After fitting a regression model, analysts look closely at how far the model’s estimates lie from the actuals. Such deviations, which we met before as residuals, permit several calculations that can assess the accuracy of the model.

The residuals (represented by the error term in a regression equation) represent unsystematic deviations from the ‘ground truth’ response values, the bouncing around of their estimates, the noise. The residuals average to zero because of the way the regression calculations are done, meaning they range on both sides of the best-fit line so some are negative and some are positive, but overall they cancel each other out. Every observation (U.S. state) has a residual because the model estimates each state’s number of practicing lawyers, which can be compared to the real number. The gaps constitute the residuals.

**Ordinary least squares** (OLS) regression squares the residuals and then minimizes the sum of those squares, thereby setting equation and the best-fit line.

Back to assessing a model’s accuracy. Software can calculate the \underline{square root} of the \underline{average} of those squared residuals: that square root divided by the number of observations is the **Root Mean Squared Error** (RMSE).

So, what’s the big deal? The deal is that the RMSE lets you compare the accuracy of linear regression models that have different mixes of predictor variables (but not between data sets, as it is scale-dependent). In general, a lower RMSE is better than a higher one. For an example, the three predictors of Less500, enrollment and urbanpct yield a RMSE for practicing lawyers of 4,708. If we drop urbanpct, the RMSE rises a tiny amount — to 4,713 — meaning that the smaller model is slightly less good at predicting practicing lawyers accurately.

Here’s the deeper deal. Recall that Adjusted R-squared measures the amount of variance in the response variable (practicing lawyers in a state) that can be explained by our model. It gives one view of the quality of the regression model.

Sometimes, however, we may be more interested in quantifying the residuals in the same measuring unit as the response variable. We want a figure for the plus-or-minus range of estimated practicing lawyers in a state. We could consider the average of the residuals of the model, except that the linear regression residuals always average zero. So we need to find other ways to quantify the residuals; the RMSE does the trick and it has the same measuring unit of the response variable, lawyers.

Think of the RMSE as a measure of the width of the data cloud around the line of perfect prediction. The effect of each residual on RMSE is proportional to the size of its square; thus larger residuals have a disproportionately large effect on RMSE. Consequently, and problematically, RMSE is sensitive to outliers.

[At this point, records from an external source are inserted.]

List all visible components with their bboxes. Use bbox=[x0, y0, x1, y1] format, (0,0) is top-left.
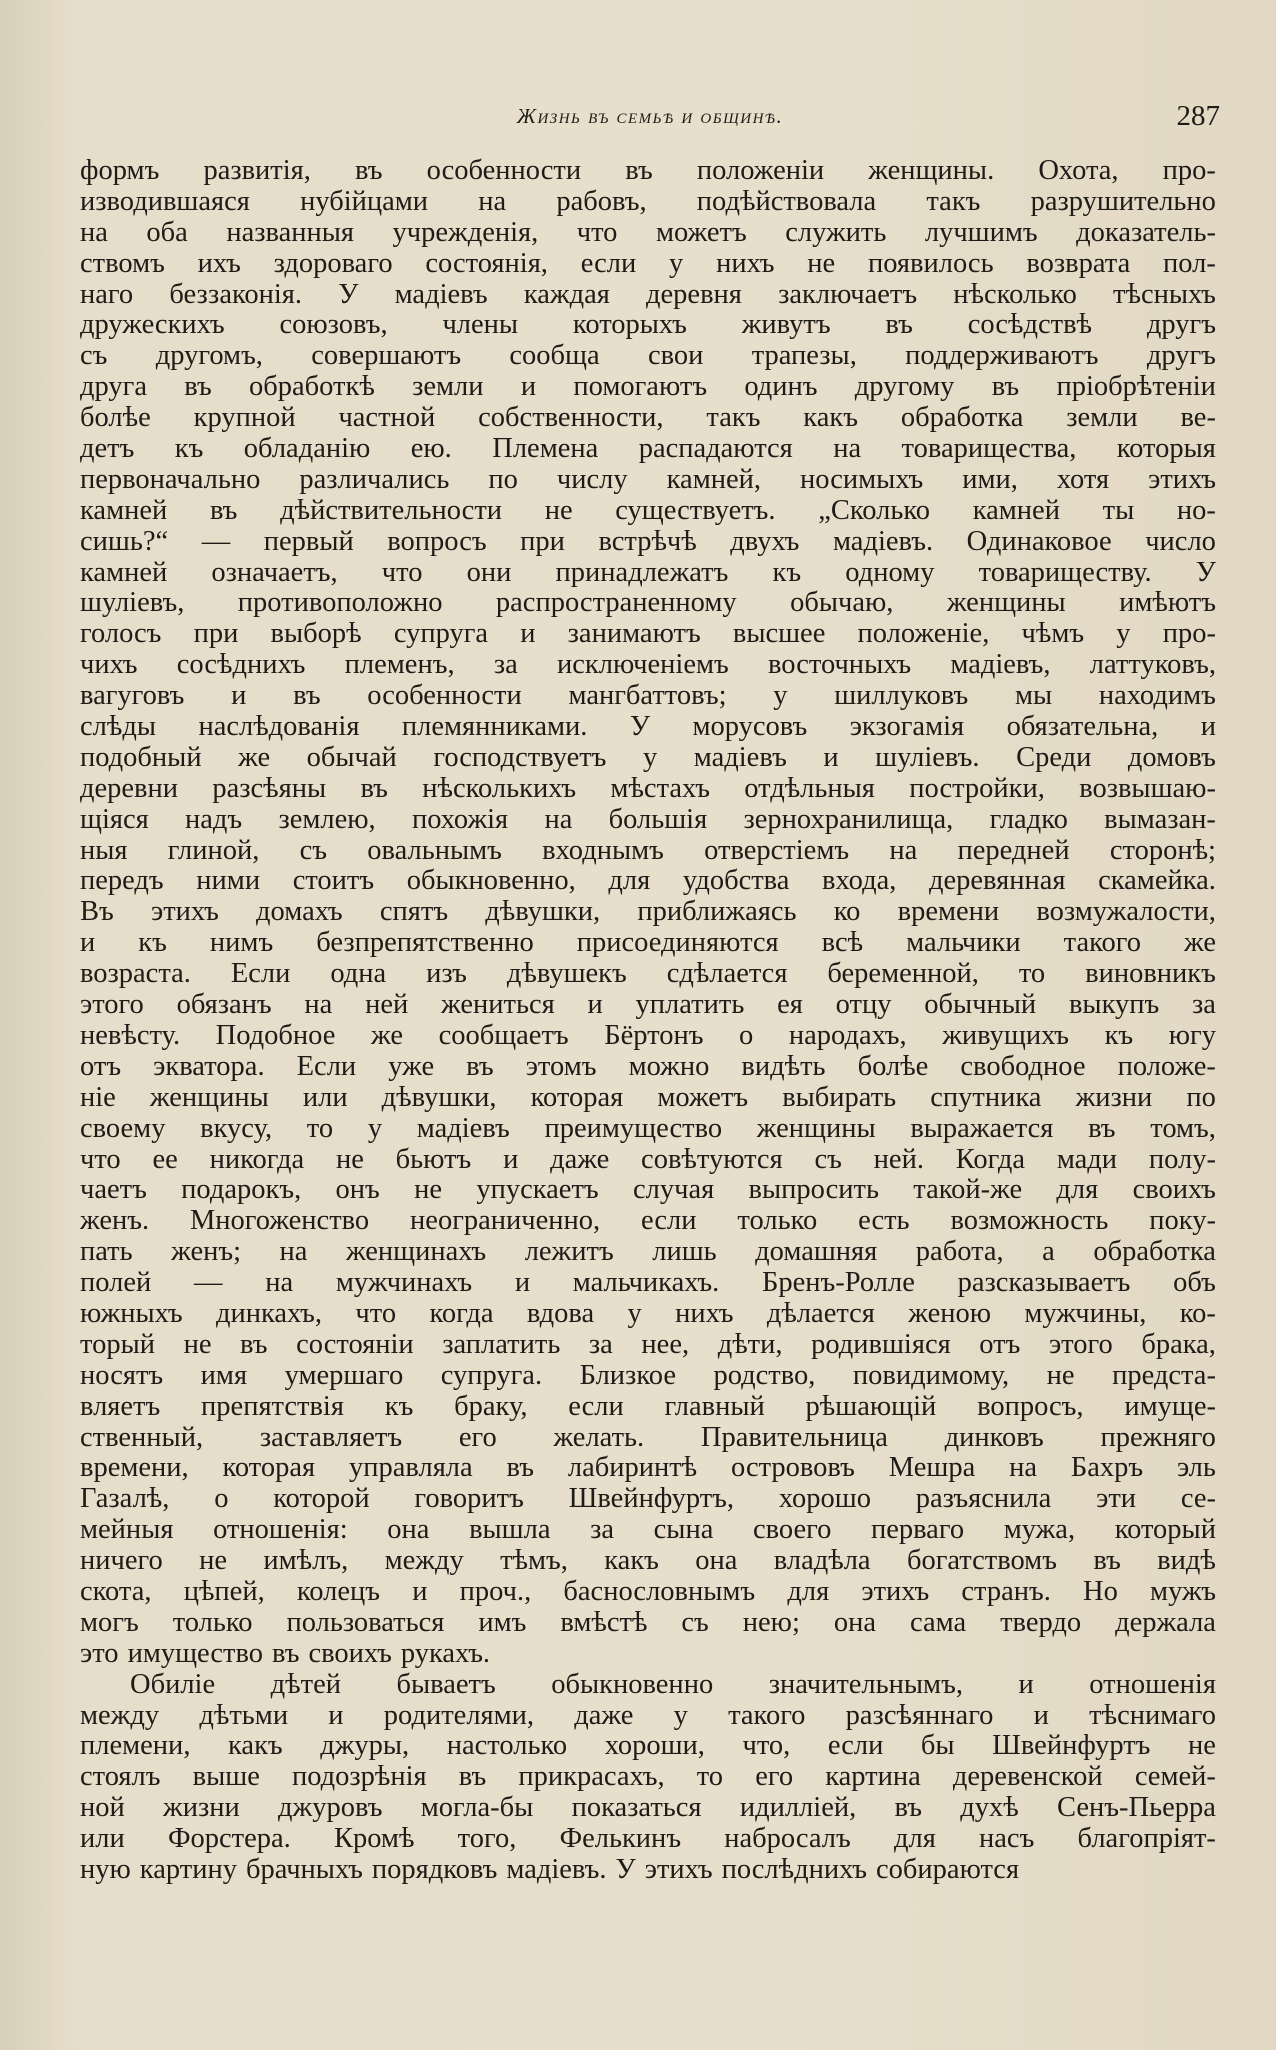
text-line: вагуговъ и въ особенности мангбаттовъ; у шиллуковъ мы находимъ bbox=[80, 680, 1216, 712]
text-line: невѣсту. Подобное же сообщаетъ Бёртонъ о народахъ, живущихъ къ югу bbox=[80, 1019, 1216, 1051]
text-line: ной жизни джуровъ могла-бы показаться идилліей, въ духѣ Сенъ-Пьерра bbox=[80, 1792, 1216, 1824]
text-line: женъ. Многоженство неограниченно, если только есть возможность поку- bbox=[80, 1205, 1216, 1237]
text-line: слѣды наслѣдованія племянниками. У морусовъ экзогамія обязательна, и bbox=[80, 711, 1216, 743]
text-line: отъ экватора. Если уже въ этомъ можно видѣть болѣе свободное положе- bbox=[80, 1050, 1216, 1082]
text-line: этого обязанъ на ней жениться и уплатить ея отцу обычный выкупъ за bbox=[80, 989, 1216, 1021]
running-title: Жизнь въ семьѣ и общинѣ. bbox=[516, 104, 784, 128]
text-line: передъ ними стоитъ обыкновенно, для удобства входа, деревянная скамейка. bbox=[80, 865, 1216, 897]
text-line: это имущество въ своихъ рукахъ. bbox=[80, 1637, 491, 1669]
text-line: щіяся надъ землею, похожія на большія зернохранилища, гладко вымазан- bbox=[80, 803, 1216, 835]
text-line: камней въ дѣйствительности не существуетъ. „Сколько камней ты но- bbox=[80, 494, 1216, 526]
text-line: первоначально различались по числу камней, носимыхъ ими, хотя этихъ bbox=[80, 463, 1216, 495]
text-line: дружескихъ союзовъ, члены которыхъ живутъ въ сосѣдствѣ другъ bbox=[80, 309, 1216, 341]
running-head bbox=[80, 100, 1220, 136]
text-line: камней означаетъ, что они принадлежатъ къ одному товариществу. У bbox=[80, 556, 1216, 588]
text-line: ничего не имѣлъ, между тѣмъ, какъ она владѣла богатствомъ въ видѣ bbox=[80, 1545, 1216, 1577]
text-line: деревни разсѣяны въ нѣсколькихъ мѣстахъ отдѣльныя постройки, возвышаю- bbox=[80, 772, 1216, 804]
text-line: формъ развитія, въ особенности въ положеніи женщины. Охота, про- bbox=[80, 155, 1216, 186]
text-line: носятъ имя умершаго супруга. Близкое родство, повидимому, не предста- bbox=[80, 1359, 1216, 1391]
text-line: изводившаяся нубійцами на рабовъ, подѣйствовала такъ разрушительно bbox=[80, 185, 1216, 217]
text-line: Обиліе дѣтей бываетъ обыкновенно значительнымъ, и отношенія bbox=[130, 1668, 1216, 1700]
text-line: ніе женщины или дѣвушки, которая можетъ выбирать спутника жизни по bbox=[80, 1081, 1216, 1113]
text-line: пать женъ; на женщинахъ лежитъ лишь домашняя работа, а обработка bbox=[80, 1236, 1216, 1268]
text-line: шуліевъ, противоположно распространенному обычаю, женщины имѣютъ bbox=[80, 587, 1216, 619]
text-line: наго беззаконія. У мадіевъ каждая деревня заключаетъ нѣсколько тѣсныхъ bbox=[80, 278, 1216, 310]
text-line: скота, цѣпей, колецъ и проч., баснословнымъ для этихъ странъ. Но мужъ bbox=[80, 1575, 1216, 1607]
text-line: племени, какъ джуры, настолько хороши, что, если бы Швейнфуртъ не bbox=[80, 1730, 1216, 1762]
text-line: детъ къ обладанію ею. Племена распадаются на товарищества, которыя bbox=[80, 433, 1216, 465]
text-line: ственный, заставляетъ его желать. Правительница динковъ прежняго bbox=[80, 1421, 1216, 1453]
text-line: сишь?“ — первый вопросъ при встрѣчѣ двухъ мадіевъ. Одинаковое число bbox=[80, 525, 1216, 557]
text-line: ную картину брачныхъ порядковъ мадіевъ. У этихъ послѣднихъ собираются bbox=[80, 1853, 1020, 1885]
text-line: вляетъ препятствія къ браку, если главный рѣшающій вопросъ, имуще- bbox=[80, 1390, 1216, 1422]
text-line: могъ только пользоваться имъ вмѣстѣ съ нею; она сама твердо держала bbox=[80, 1606, 1216, 1638]
text-line: что ее никогда не бьютъ и даже совѣтуются съ ней. Когда мади полу- bbox=[80, 1143, 1216, 1175]
text-line: Газалѣ, о которой говоритъ Швейнфуртъ, хорошо разъяснила эти се- bbox=[80, 1483, 1216, 1515]
text-line: стоялъ выше подозрѣнія въ прикрасахъ, то его картина деревенской семей- bbox=[80, 1761, 1216, 1793]
text-line: чаетъ подарокъ, онъ не упускаетъ случая выпросить такой-же для своихъ bbox=[80, 1174, 1216, 1206]
text-line: возраста. Если одна изъ дѣвушекъ сдѣлается беременной, то виновникъ bbox=[80, 958, 1216, 990]
text-line: ствомъ ихъ здороваго состоянія, если у нихъ не появилось возврата пол- bbox=[80, 247, 1216, 279]
text-line: болѣе крупной частной собственности, такъ какъ обработка земли ве- bbox=[80, 402, 1216, 434]
text-line: ныя глиной, съ овальнымъ входнымъ отверстіемъ на передней сторонѣ; bbox=[80, 834, 1216, 866]
text-line: или Форстера. Кромѣ того, Фелькинъ набросалъ для насъ благопріят- bbox=[80, 1823, 1216, 1855]
page-number: 287 bbox=[1176, 100, 1220, 132]
text-line: голосъ при выборѣ супруга и занимаютъ высшее положеніе, чѣмъ у про- bbox=[80, 618, 1216, 650]
text-line: южныхъ динкахъ, что когда вдова у нихъ дѣлается женою мужчины, ко- bbox=[80, 1297, 1216, 1329]
body-text bbox=[80, 156, 1216, 1886]
text-line: времени, которая управляла въ лабиринтѣ острововъ Мешра на Бахръ эль bbox=[80, 1452, 1216, 1484]
text-line: торый не въ состояніи заплатить за нее, дѣти, родившіяся отъ этого брака, bbox=[80, 1328, 1216, 1360]
text-line: съ другомъ, совершаютъ сообща свои трапезы, поддерживаютъ другъ bbox=[80, 340, 1216, 372]
text-line: друга въ обработкѣ земли и помогаютъ одинъ другому въ пріобрѣтеніи bbox=[80, 371, 1216, 403]
text-line: мейныя отношенія: она вышла за сына своего перваго мужа, который bbox=[80, 1514, 1216, 1546]
text-line: полей — на мужчинахъ и мальчикахъ. Бренъ-Ролле разсказываетъ объ bbox=[80, 1267, 1216, 1299]
text-line: на оба названныя учрежденія, что можетъ служить лучшимъ доказатель- bbox=[80, 216, 1216, 248]
text-line: подобный же обычай господствуетъ у мадіевъ и шуліевъ. Среди домовъ bbox=[80, 741, 1216, 773]
text-line: своему вкусу, то у мадіевъ преимущество женщины выражается въ томъ, bbox=[80, 1112, 1216, 1144]
text-line: и къ нимъ безпрепятственно присоединяются всѣ мальчики такого же bbox=[80, 927, 1216, 959]
text-line: Въ этихъ домахъ спятъ дѣвушки, приближаясь ко времени возмужалости, bbox=[80, 896, 1216, 928]
text-line: между дѣтьми и родителями, даже у такого разсѣяннаго и тѣснимаго bbox=[80, 1699, 1216, 1731]
text-line: чихъ сосѣднихъ племенъ, за исключеніемъ восточныхъ мадіевъ, латтуковъ, bbox=[80, 649, 1216, 681]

To solve the problem with large residuals that might skew the RMSE we can use the **Mean Absolute Error** (MAE), the average of the absolute value of the residuals (the negative of a number and the positive of a number are treated the same with the absolute value of that number). This measurement is more robust against, less susceptible to, large residuals because we are not squaring them. MAE is also probably easier to understand than the square root of the average of squared residuals. It is usually similar in magnitude to RMSE, but slightly smaller.